横須賀市の市制施行は1907年。これは県内では横浜市に次いで早く、横須賀が軍港都市として早くから発展していたことが伺えます。1889年6月に、東海道線の大船駅から枝分かれする形で開通した横須賀線も、横須賀造船所への接続が主な使命でした。

■ 参考:7

■ 参考:8

米軍の横須賀基地

1945年の終戦により、一帯は米軍に接収され、アメリカ海軍の横須賀基地となりました。

UNITED STATE NAVY

現在も日米安全保障条約に基づく米軍関係施設は3施設(4か所)、面積約336万㎡(水域を除く)、市域(100.81k㎡)の約3.3%が米軍に提供されています。さらに、自衛隊関係施設(宿泊施設を除く)は37施設(37か所)、面積約285万㎡が所在し、これを米軍関係施設と合わせると、約621万平方メートル、市域の約6.2%を占めているそうです。

■ 参考:9

よこすか海軍カレーは旧日本軍由来のご当地グルメですが、現在は米軍が駐留していることに由来する、アメリカンなハンバーガーやチェリーチーズケーキも名物となっています。

■ 参考:米軍基地内にあるレストランへ

三笠が横須賀にある理由

JR横須賀駅から30分ほど歩いて、三笠公園にやって来ました。「三笠」という名前は、この公園に保存されている記念艦「三笠」が由来です。

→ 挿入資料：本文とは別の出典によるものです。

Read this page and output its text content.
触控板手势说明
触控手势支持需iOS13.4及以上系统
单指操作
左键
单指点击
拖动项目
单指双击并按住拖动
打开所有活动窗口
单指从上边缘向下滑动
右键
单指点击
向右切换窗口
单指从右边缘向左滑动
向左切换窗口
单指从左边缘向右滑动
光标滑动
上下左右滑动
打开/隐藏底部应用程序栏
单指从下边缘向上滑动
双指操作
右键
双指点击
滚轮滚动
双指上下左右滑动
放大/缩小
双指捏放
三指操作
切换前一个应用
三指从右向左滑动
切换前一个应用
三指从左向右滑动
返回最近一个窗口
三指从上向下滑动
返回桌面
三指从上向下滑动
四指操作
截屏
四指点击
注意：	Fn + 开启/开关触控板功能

こちらが100年以上前、日本海軍の戦艦として活躍した三笠。現在は海に浮かんでおらず、陸上で固定されています。

ただ、三笠は日本がイギリスのヴィッカース造船所に発注して建造された船。現役当時の船籍港は舞鶴(京都府)で、「三笠」という船名も奈良県にある山の名前が由来とされています。横須賀とはあまり関係がなさそうです。

三笠がどういった戦艦なのかを知るために、船内を見学してみます。入場料は大人1人600円。船内の様子とその歴史については次回ご紹介します。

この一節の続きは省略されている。